– В кельи ее, батюшка! – молвил он. – Черна ряса все покрывает.
– И то думаю, – ответил Трифон Михайлыч. – Только ведь ноне и по келейницам эта слабость пошла. В такой бы скит ее, где бы накрепко хвост-от пришили… А где такого взять?
– В Шарпане, сказывают, строго келейниц-то держат, – заметил Алексей.
– В Шарпане точно будет построже. И черной работы больше, дурить-то некогда… Да примет ли еще мать Августа наше чадушко?

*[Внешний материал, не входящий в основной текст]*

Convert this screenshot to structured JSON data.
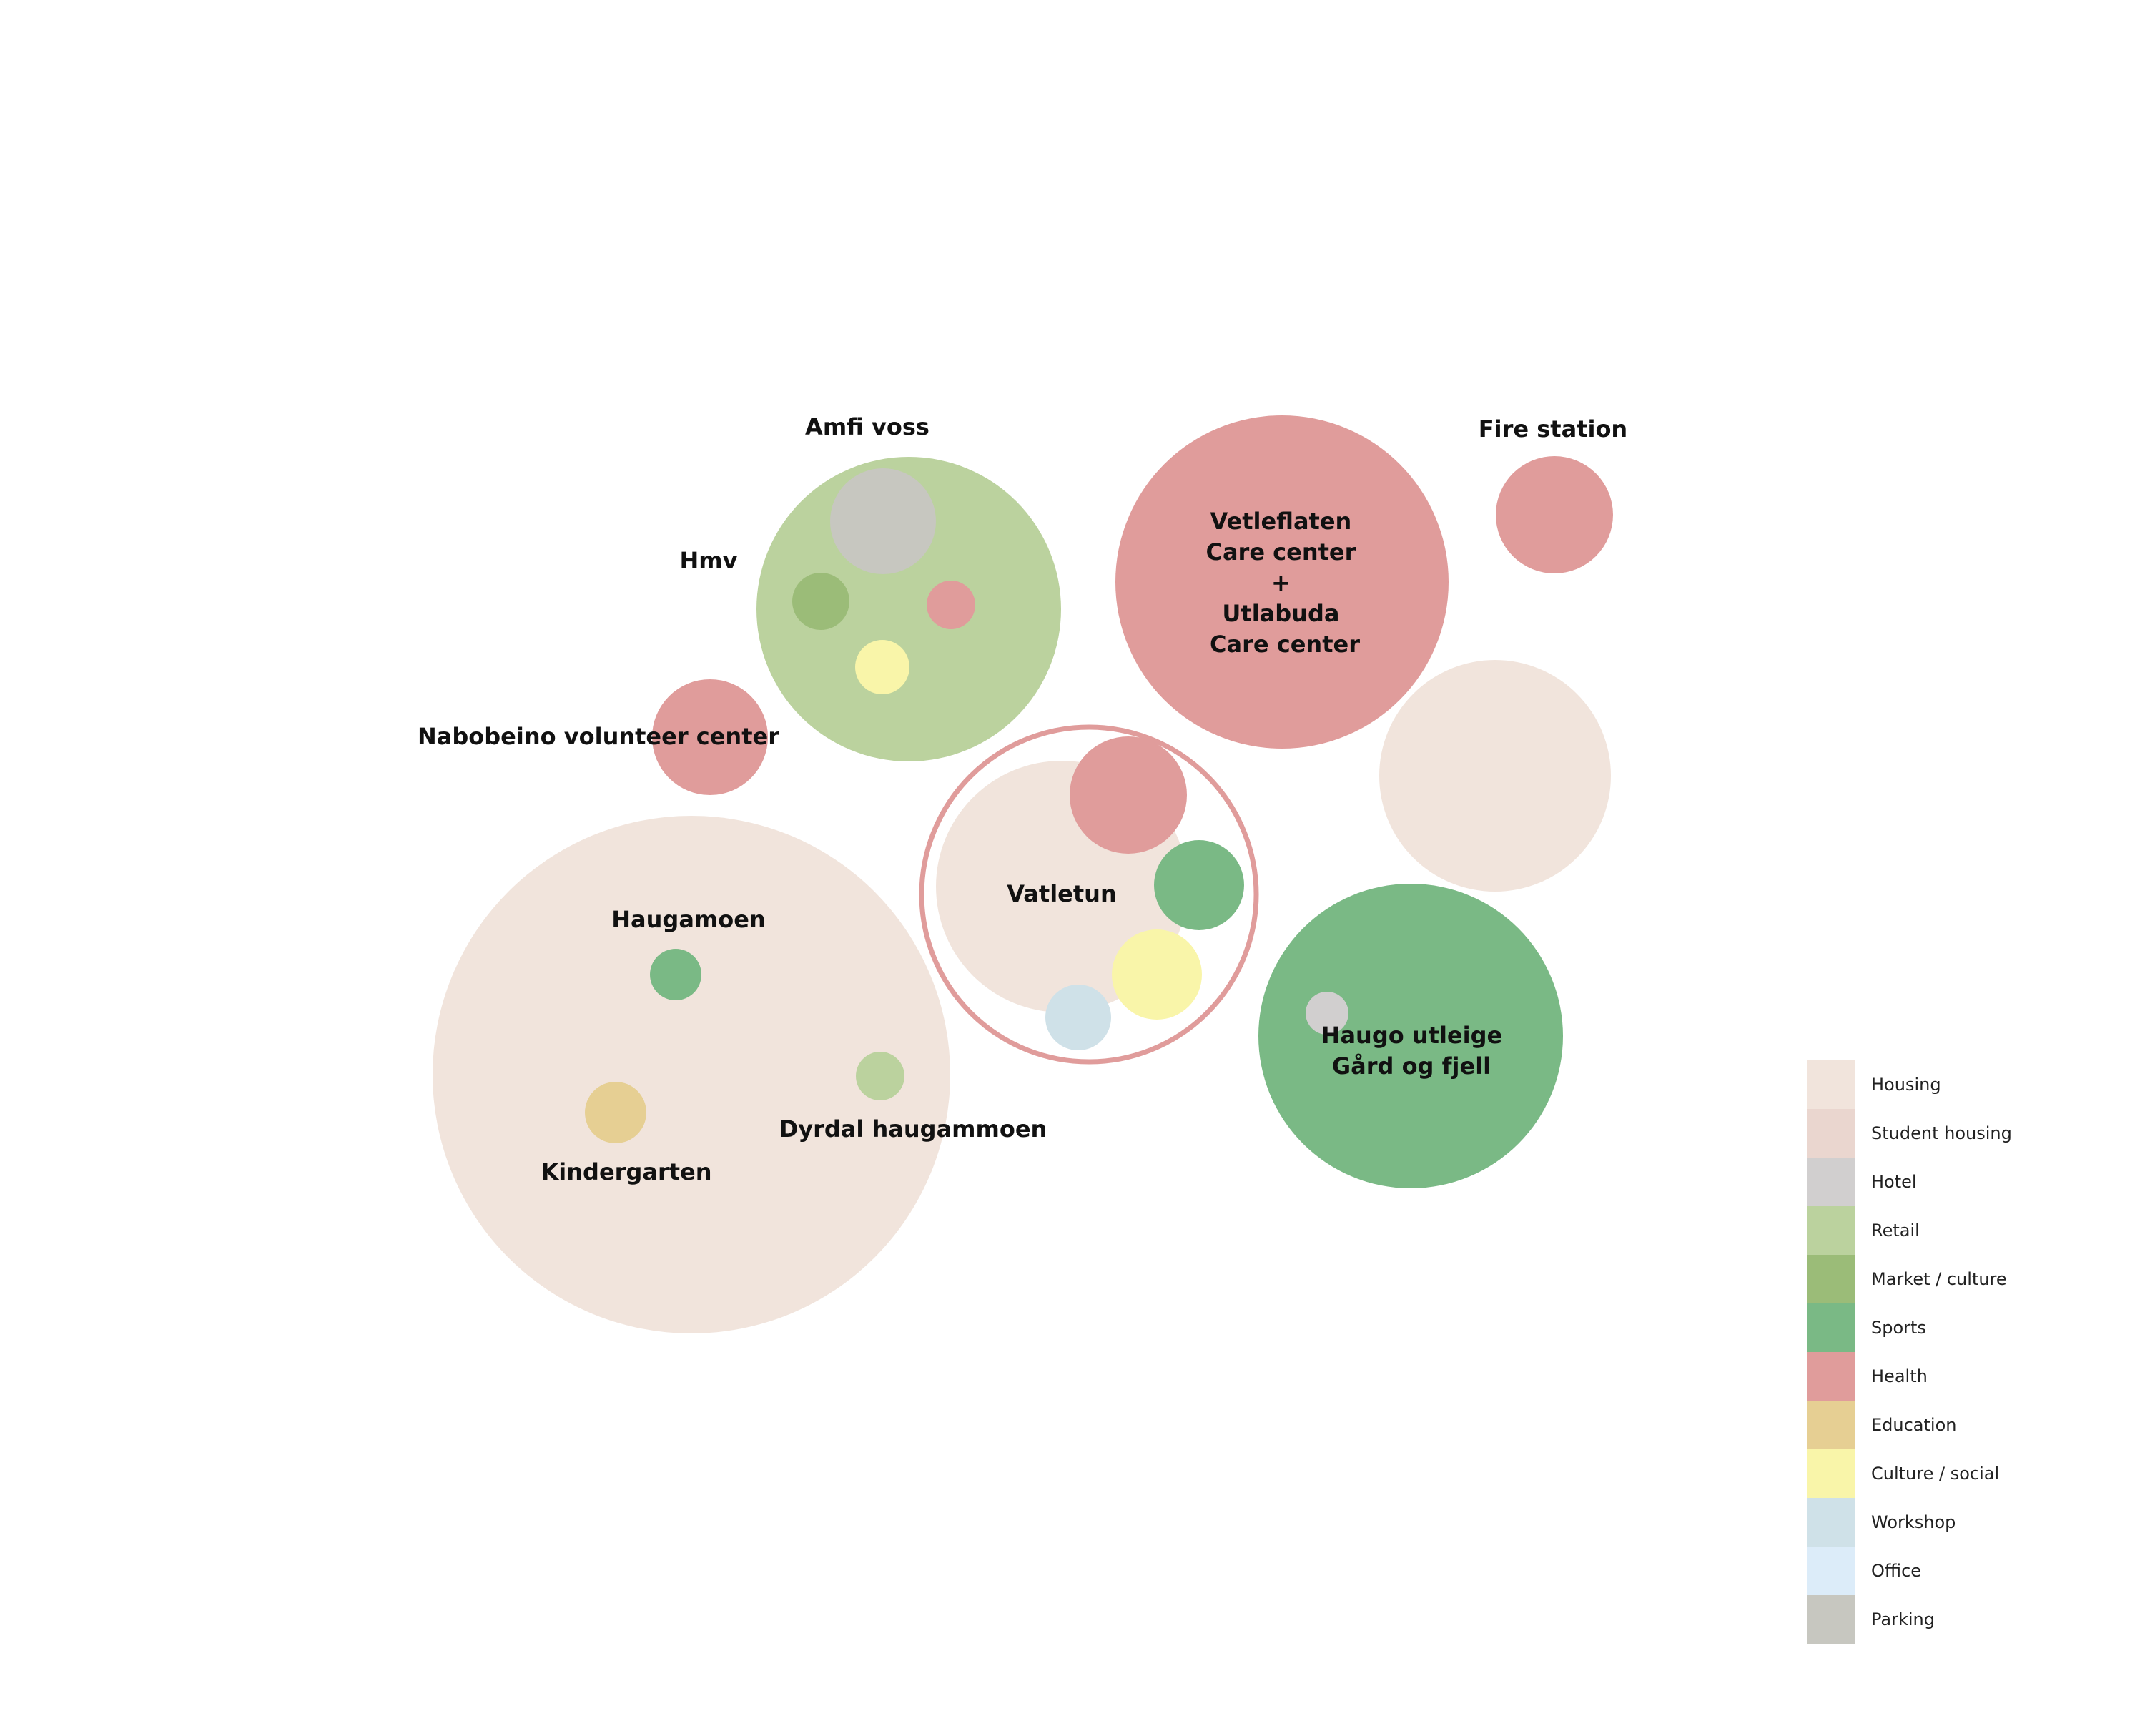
{
  "legend": [
    {
      "key": "housing",
      "label": "Housing",
      "color": "#f1e4dc"
    },
    {
      "key": "student_housing",
      "label": "Student housing",
      "color": "#ead6cf"
    },
    {
      "key": "hotel",
      "label": "Hotel",
      "color": "#d1cfcf"
    },
    {
      "key": "retail",
      "label": "Retail",
      "color": "#bbd29e"
    },
    {
      "key": "market_culture",
      "label": "Market / culture",
      "color": "#9bbc78"
    },
    {
      "key": "sports",
      "label": "Sports",
      "color": "#7ab985"
    },
    {
      "key": "health",
      "label": "Health",
      "color": "#e09c9b"
    },
    {
      "key": "education",
      "label": "Education",
      "color": "#e6cf93"
    },
    {
      "key": "culture_social",
      "label": "Culture / social",
      "color": "#f9f5a9"
    },
    {
      "key": "workshop",
      "label": "Workshop",
      "color": "#cfe1e8"
    },
    {
      "key": "office",
      "label": "Office",
      "color": "#dcecf9"
    },
    {
      "key": "parking",
      "label": "Parking",
      "color": "#c7c7c0"
    }
  ],
  "labels": {
    "amfi_voss": "Amfi voss",
    "hmv": "Hmv",
    "fire_station": "Fire station",
    "nabobeino": "Nabobeino volunteer center",
    "vetleflaten_lines": [
      "Vetleflaten",
      "Care center",
      "+",
      "Utlabuda",
      "Care center"
    ],
    "vatletun": "Vatletun",
    "haugamoen": "Haugamoen",
    "dyrdal": "Dyrdal haugammoen",
    "kindergarten": "Kindergarten",
    "haugo_lines": [
      "Haugo utleige",
      "Gård og fjell"
    ]
  }
}
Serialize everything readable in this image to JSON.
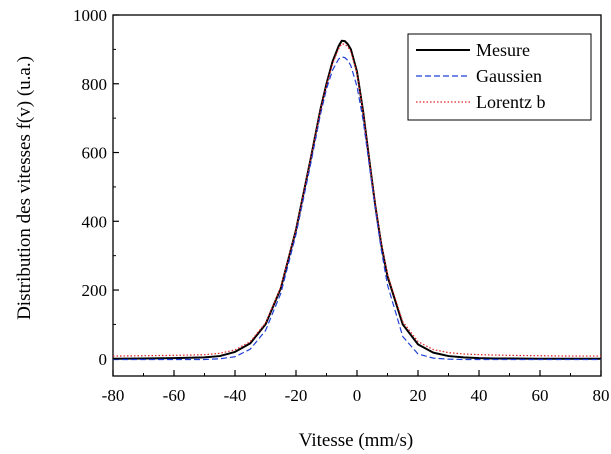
{
  "chart_data": {
    "type": "line",
    "title": "",
    "xlabel": "Vitesse (mm/s)",
    "ylabel": "Distribution des vitesses f(v) (u.a.)",
    "xlim": [
      -80,
      80
    ],
    "ylim": [
      -50,
      1000
    ],
    "xticks": [
      -80,
      -60,
      -40,
      -20,
      0,
      20,
      40,
      60,
      80
    ],
    "yticks": [
      0,
      200,
      400,
      600,
      800,
      1000
    ],
    "grid": false,
    "legend": "top-right",
    "x": [
      -80,
      -70,
      -60,
      -50,
      -45,
      -40,
      -35,
      -30,
      -25,
      -20,
      -15,
      -12,
      -10,
      -8,
      -6,
      -5,
      -4,
      -3,
      -2,
      0,
      2,
      4,
      6,
      8,
      10,
      15,
      20,
      25,
      30,
      35,
      40,
      45,
      50,
      60,
      70,
      80
    ],
    "series": [
      {
        "name": "Mesure",
        "color": "#000000",
        "dash": "solid",
        "values": [
          0,
          1,
          2,
          4,
          8,
          20,
          45,
          100,
          205,
          375,
          590,
          725,
          800,
          865,
          910,
          925,
          924,
          915,
          900,
          835,
          720,
          580,
          445,
          330,
          240,
          100,
          42,
          18,
          8,
          4,
          2,
          1,
          1,
          0,
          0,
          0
        ]
      },
      {
        "name": "Gaussien",
        "color": "#1f3fd6",
        "dash": "dashed",
        "values": [
          -2,
          -2,
          -2,
          -2,
          0,
          6,
          28,
          82,
          190,
          362,
          575,
          710,
          785,
          840,
          872,
          878,
          876,
          868,
          852,
          792,
          695,
          565,
          435,
          315,
          215,
          65,
          14,
          2,
          -1,
          -2,
          -2,
          -2,
          -2,
          -2,
          -2,
          -2
        ]
      },
      {
        "name": "Lorentz b",
        "color": "#e02020",
        "dash": "dotted",
        "values": [
          8,
          9,
          10,
          12,
          16,
          26,
          50,
          104,
          208,
          376,
          590,
          722,
          797,
          858,
          902,
          916,
          915,
          907,
          893,
          830,
          718,
          580,
          448,
          335,
          246,
          108,
          50,
          27,
          18,
          14,
          12,
          11,
          10,
          9,
          8,
          8
        ]
      }
    ]
  }
}
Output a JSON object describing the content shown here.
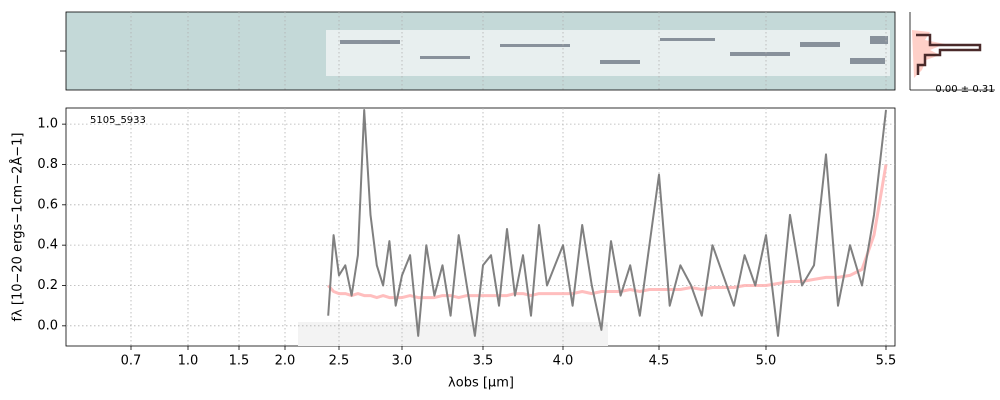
{
  "chart_data": {
    "type": "line",
    "annotation": "5105_5933",
    "xlabel": "λobs [μm]",
    "ylabel": "fλ [10−20 ergs−1cm−2Å−1]",
    "side_label": "0.00 ± 0.31",
    "xlim": [
      0.6,
      5.52
    ],
    "xticks": [
      0.7,
      {
        "value": 1.0,
        "label": "1.0"
      },
      1.5,
      {
        "value": 2.0,
        "label": "2.0"
      },
      2.5,
      {
        "value": 3.0,
        "label": "3.0"
      },
      3.5,
      {
        "value": 4.0,
        "label": "4.0"
      },
      4.5,
      {
        "value": 5.0,
        "label": "5.0"
      },
      5.5
    ],
    "ylim": [
      -0.1,
      1.08
    ],
    "yticks": [
      {
        "value": 0,
        "label": "0.0"
      },
      0.2,
      0.4,
      0.6,
      0.8,
      {
        "value": 1,
        "label": "1.0"
      }
    ],
    "grid": true,
    "x": [
      2.4,
      2.45,
      2.5,
      2.55,
      2.6,
      2.65,
      2.7,
      2.75,
      2.8,
      2.85,
      2.9,
      2.95,
      3.0,
      3.05,
      3.1,
      3.15,
      3.2,
      3.25,
      3.3,
      3.35,
      3.4,
      3.45,
      3.5,
      3.55,
      3.6,
      3.65,
      3.7,
      3.75,
      3.8,
      3.85,
      3.9,
      3.95,
      4.0,
      4.05,
      4.1,
      4.15,
      4.2,
      4.25,
      4.3,
      4.35,
      4.4,
      4.45,
      4.5,
      4.55,
      4.6,
      4.65,
      4.7,
      4.75,
      4.8,
      4.85,
      4.9,
      4.95,
      5.0,
      5.05,
      5.1,
      5.15,
      5.2,
      5.25,
      5.3,
      5.35,
      5.4,
      5.45,
      5.5
    ],
    "series": [
      {
        "color": "#808080",
        "values": [
          0.05,
          0.45,
          0.25,
          0.3,
          0.15,
          0.35,
          1.07,
          0.55,
          0.3,
          0.2,
          0.42,
          0.1,
          0.25,
          0.35,
          -0.05,
          0.4,
          0.15,
          0.3,
          0.05,
          0.45,
          0.2,
          -0.05,
          0.3,
          0.35,
          0.1,
          0.48,
          0.15,
          0.35,
          0.05,
          0.5,
          0.2,
          0.3,
          0.4,
          0.1,
          0.5,
          0.2,
          -0.02,
          0.42,
          0.15,
          0.3,
          0.05,
          0.4,
          0.75,
          0.1,
          0.3,
          0.2,
          0.05,
          0.4,
          0.25,
          0.1,
          0.35,
          0.2,
          0.45,
          -0.05,
          0.55,
          0.2,
          0.3,
          0.85,
          0.1,
          0.4,
          0.2,
          0.55,
          1.07
        ]
      },
      {
        "color": "#ffb3b3",
        "values": [
          0.2,
          0.17,
          0.16,
          0.16,
          0.15,
          0.16,
          0.15,
          0.15,
          0.14,
          0.15,
          0.14,
          0.14,
          0.14,
          0.15,
          0.14,
          0.14,
          0.14,
          0.15,
          0.15,
          0.14,
          0.15,
          0.15,
          0.15,
          0.15,
          0.15,
          0.15,
          0.16,
          0.16,
          0.15,
          0.16,
          0.16,
          0.16,
          0.16,
          0.16,
          0.17,
          0.16,
          0.17,
          0.17,
          0.17,
          0.18,
          0.17,
          0.18,
          0.18,
          0.18,
          0.18,
          0.19,
          0.18,
          0.19,
          0.19,
          0.19,
          0.2,
          0.2,
          0.2,
          0.21,
          0.22,
          0.22,
          0.23,
          0.24,
          0.24,
          0.25,
          0.28,
          0.45,
          0.8
        ]
      }
    ]
  }
}
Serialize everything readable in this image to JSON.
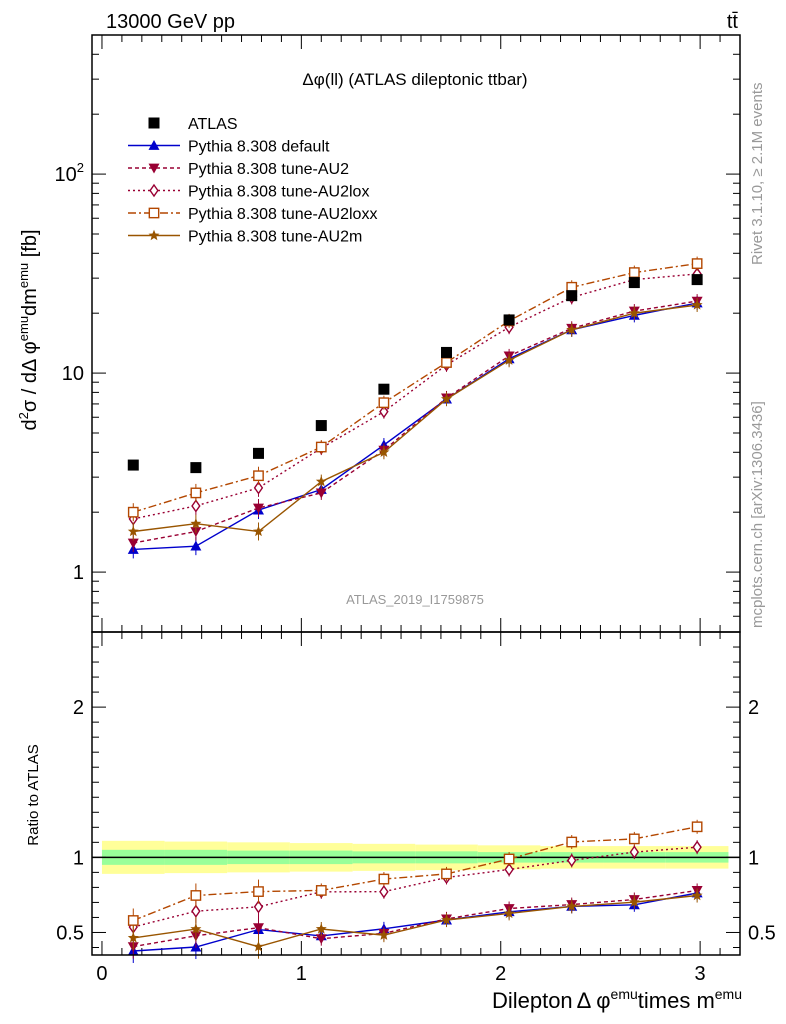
{
  "header": {
    "energy_label": "13000 GeV pp",
    "process_label": "tt̄"
  },
  "side_labels": {
    "rivet": "Rivet 3.1.10, ≥ 2.1M events",
    "mcplots": "mcplots.cern.ch [arXiv:1306.3436]"
  },
  "chart_data": {
    "type": "line",
    "title": "Δφ(ll) (ATLAS dileptonic ttbar)",
    "analysis_id": "ATLAS_2019_I1759875",
    "xlabel": "Dilepton Δ φ^emu times m^emu",
    "ylabel": "d²σ / dΔ φ^emu dm^emu [fb]",
    "ratio_ylabel": "Ratio to ATLAS",
    "yscale": "log",
    "xlim": [
      -0.05,
      3.2
    ],
    "ylim": [
      0.5,
      500
    ],
    "ratio_ylim": [
      0.35,
      2.5
    ],
    "x_ticks": [
      "0",
      "1",
      "2",
      "3"
    ],
    "y_ticks": [
      "1",
      "10",
      "10²"
    ],
    "ratio_ticks": [
      "0.5",
      "1",
      "2"
    ],
    "legend_position": "top-left",
    "x": [
      0.157,
      0.471,
      0.785,
      1.1,
      1.414,
      1.728,
      2.042,
      2.356,
      2.67,
      2.985
    ],
    "reference": {
      "name": "ATLAS",
      "color": "#000000",
      "values": [
        3.45,
        3.35,
        3.95,
        5.45,
        8.3,
        12.7,
        18.5,
        24.5,
        28.5,
        29.5
      ],
      "band_inner": [
        0.05,
        0.05,
        0.045,
        0.045,
        0.04,
        0.04,
        0.035,
        0.035,
        0.035,
        0.035
      ],
      "band_outer": [
        0.11,
        0.105,
        0.1,
        0.095,
        0.09,
        0.085,
        0.08,
        0.075,
        0.075,
        0.075
      ]
    },
    "series": [
      {
        "name": "Pythia 8.308 default",
        "color": "#0000cc",
        "dash": "",
        "marker": "triangle-up",
        "values": [
          1.3,
          1.35,
          2.05,
          2.6,
          4.35,
          7.4,
          11.8,
          16.5,
          19.5,
          22.5
        ]
      },
      {
        "name": "Pythia 8.308 tune-AU2",
        "color": "#990033",
        "dash": "4,3",
        "marker": "triangle-down",
        "values": [
          1.4,
          1.6,
          2.1,
          2.5,
          4.1,
          7.5,
          12.2,
          16.8,
          20.5,
          23.0
        ]
      },
      {
        "name": "Pythia 8.308 tune-AU2lox",
        "color": "#990033",
        "dash": "2,3",
        "marker": "diamond-open",
        "values": [
          1.85,
          2.15,
          2.65,
          4.2,
          6.4,
          11.0,
          17.0,
          24.0,
          29.5,
          31.5
        ]
      },
      {
        "name": "Pythia 8.308 tune-AU2loxx",
        "color": "#b34700",
        "dash": "8,3,2,3",
        "marker": "square-open",
        "values": [
          2.0,
          2.5,
          3.05,
          4.25,
          7.1,
          11.3,
          18.3,
          27.0,
          32.0,
          35.5
        ]
      },
      {
        "name": "Pythia 8.308 tune-AU2m",
        "color": "#995500",
        "dash": "",
        "marker": "star",
        "values": [
          1.6,
          1.75,
          1.6,
          2.85,
          4.0,
          7.4,
          11.6,
          16.5,
          20.0,
          22.0
        ]
      }
    ]
  }
}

Вот что… – сказал Трифон.
– Попытай… – молвил Алексей.
– И то надо будет, – отозвался Трифон. – То маленько обидно, что работницей в дому меньше станет: много еще Паранька родительского хлеба не отработала. Хоть бы годок, другой еще пожила. Мать-то хилеть зачала, недомогает… Твое дело отделенное, Савелью до хозяйки долга песня, а без бабы какое хозяйство в дому!.. На старости лет останешься, пожалуй, один, как перст – без уходу, без обиходу.
– Бог милостив, батюшка; Наталья останется, – утешал отца Алексей.
– И на нее плоха, парень, надежда, – вздохнул Трифон. – Глядя на сестру, туда же смотрит.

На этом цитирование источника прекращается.